L'unico occhio si spostò su di lei, e la riconobbe: non era la vecchissima signora su cui aveva galoppato attraverso il tempo e la fine del mondo.

Si alzò piano sulle zampe stanche e vecchie, ad annusare il grosso muso umido che si abbassava ad incontrarlo. Allungò la lingua per baciarle il naso con una leccata lenta; lei gli arruffò il pelo biondo con il labbro.


E ora?


Una musica lontana attirò la loro attenzione.

Un flauto, o una strana tromba.

Una certa canzone.


Al trotto leggero, seguirono il suono attraverso la foresta.

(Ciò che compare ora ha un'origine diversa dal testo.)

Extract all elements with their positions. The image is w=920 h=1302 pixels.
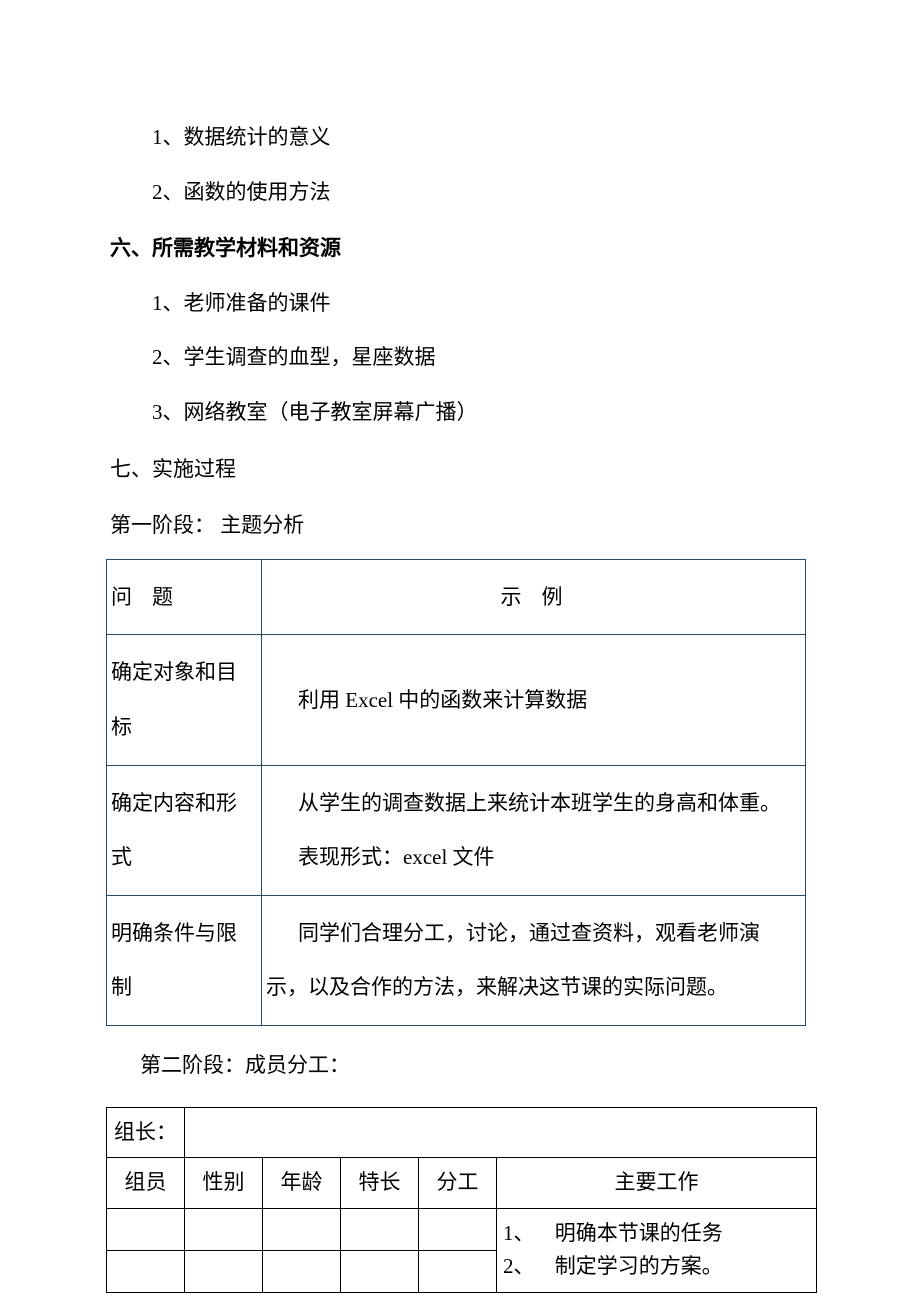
table-cell: 确定内容和形式: [107, 765, 262, 895]
stage-1-label: 第一阶段： 主题分析: [110, 498, 810, 553]
leader-value-cell: [185, 1107, 817, 1158]
table-cell-empty: [263, 1208, 341, 1250]
table-cell-line: 从学生的调查数据上来统计本班学生的身高和体重。: [266, 776, 801, 831]
work-item-number: 1、: [503, 1217, 539, 1251]
section-6-heading: 六、所需教学材料和资源: [110, 221, 810, 276]
table-cell-line: 表现形式：excel 文件: [266, 830, 801, 885]
table-cell-empty: [419, 1250, 497, 1292]
table-cell-empty: [341, 1250, 419, 1292]
work-item-number: 2、: [503, 1250, 539, 1284]
table-header-col2: 示例: [262, 559, 806, 635]
stage-2-label: 第二阶段：成员分工：: [110, 1038, 810, 1093]
table-header-col1: 问题: [107, 559, 262, 635]
table-row: 组员 性别 年龄 特长 分工 主要工作: [107, 1158, 817, 1209]
section-6-item-3: 3、网络教室（电子教室屏幕广播）: [110, 385, 810, 440]
table-cell: 明确条件与限制: [107, 895, 262, 1025]
work-item-text: 制定学习的方案。: [555, 1254, 723, 1278]
table-header: 组员: [107, 1158, 185, 1209]
table-cell-empty: [263, 1250, 341, 1292]
table-cell-empty: [107, 1208, 185, 1250]
table-row: 确定内容和形式 从学生的调查数据上来统计本班学生的身高和体重。 表现形式：exc…: [107, 765, 806, 895]
table-header: 特长: [341, 1158, 419, 1209]
table-cell-empty: [419, 1208, 497, 1250]
table-cell: 确定对象和目标: [107, 635, 262, 765]
table-cell: 同学们合理分工，讨论，通过查资料，观看老师演示，以及合作的方法，来解决这节课的实…: [262, 895, 806, 1025]
table-row: 1、 明确本节课的任务 2、 制定学习的方案。: [107, 1208, 817, 1250]
table-cell-empty: [185, 1208, 263, 1250]
main-work-cell: 1、 明确本节课的任务 2、 制定学习的方案。: [497, 1208, 817, 1292]
table-header: 性别: [185, 1158, 263, 1209]
table-row: 问题 示例: [107, 559, 806, 635]
table-cell: 利用 Excel 中的函数来计算数据: [262, 635, 806, 765]
table-cell-empty: [341, 1208, 419, 1250]
section-7-heading: 七、实施过程: [110, 442, 810, 497]
section-6-item-1: 1、老师准备的课件: [110, 276, 810, 331]
table-row: 组长：: [107, 1107, 817, 1158]
table-cell: 从学生的调查数据上来统计本班学生的身高和体重。 表现形式：excel 文件: [262, 765, 806, 895]
table-row: 明确条件与限制 同学们合理分工，讨论，通过查资料，观看老师演示，以及合作的方法，…: [107, 895, 806, 1025]
table-cell-empty: [107, 1250, 185, 1292]
table-cell-empty: [185, 1250, 263, 1292]
stage-2-table: 组长： 组员 性别 年龄 特长 分工 主要工作 1、 明确本节课的任务 2、 制…: [106, 1107, 817, 1293]
table-header: 年龄: [263, 1158, 341, 1209]
table-row: 确定对象和目标 利用 Excel 中的函数来计算数据: [107, 635, 806, 765]
list-item-1: 1、数据统计的意义: [110, 110, 810, 165]
table-header: 主要工作: [497, 1158, 817, 1209]
work-item-2: 2、 制定学习的方案。: [503, 1250, 810, 1284]
work-item-1: 1、 明确本节课的任务: [503, 1217, 810, 1251]
work-item-text: 明确本节课的任务: [555, 1221, 723, 1245]
stage-1-table: 问题 示例 确定对象和目标 利用 Excel 中的函数来计算数据 确定内容和形式…: [106, 559, 806, 1026]
leader-label-cell: 组长：: [107, 1107, 185, 1158]
table-header: 分工: [419, 1158, 497, 1209]
list-item-2: 2、函数的使用方法: [110, 165, 810, 220]
section-6-item-2: 2、学生调查的血型，星座数据: [110, 330, 810, 385]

Sedeva tra le radici nodose dell'albero da cui si era divertito a calarsi con il suo manipolo di grottesche marionette, con le grigie dita che si muovevano leggere sullo strumento sottile da cui cantava.

Sorrise stirando la cicatrice che attraversava le labbra di cannella quando li vide. Allungò le braccia verso di loro, come un amorevole invito.

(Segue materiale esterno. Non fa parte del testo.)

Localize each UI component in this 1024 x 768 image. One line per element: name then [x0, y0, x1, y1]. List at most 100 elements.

Capelli rossi affondarono il viso nel suo seno mancante, stringendolo forte; occhi blu piansero chinandosi per baciargli la guancia, come un bambino.



Il ragazzo avrebbe trovato la bambolina là dove l'aveva sempre trovata, ai piedi dell'albero secolare, con gli arti ormai immobili molli e abbandonati, gli occhi spalancati e il ghigno largo in quella stramba espressione stralunata: forse l'avrebbe presa, portata con sé per farle divertire i bambini del villaggio come aveva fatto divertire lui durante i primi giorni della sua vita, cimelio di qualcosa che sarebbe potuto essere e per cui invece, seguendo la triste legge di Ikana, si erano riempite tre volte profonde fosse per tre genitori, trasformatisi poi in tre creature (viva, morta, a metà) per fargli buona guardia come demoni benigni.



Ma ora erano in tre, insieme, di nuovo; e il nebuloso cielo era d'improvviso limpido, e il vento l'eterna a brezza primaverile dei boschi. L'erba era fine come se le mucche vi avessero appena pascolato, alte cortecce circondavano placide la collina. Le fronde dell'albero stormivano appena.

Non c'era polvere, o sabbia, o cenere.


Il luogo più terrificante del mondo, esorcizzato.


Era così tranquillo.


Prese un lungo respiro, spinse i polmoni vuoti da anni contro la gabbia toracica.

Pensò, felice: Dev'essere così che ci si sente a morire.



Strinse Malon e Link ridendo ancora una volta con quella sua risata orribile, gracchiante, sobbalzante, e poi finalmente Oitesch, che aveva il mondo intero tra le braccia gracili (perché il suo adorato Crepuscolo lo aveva sempre conservato nel cuore spento), chiuse gli occhi d'ambra, e si addormentò.









*io sono Oitesch,
che non aveva nessuno al mondo
che amò e fu amato
che fu marionetta e marionettista
che vive in Tekeal mio figlio,
e muoio felice con il mondo nelle mie mani.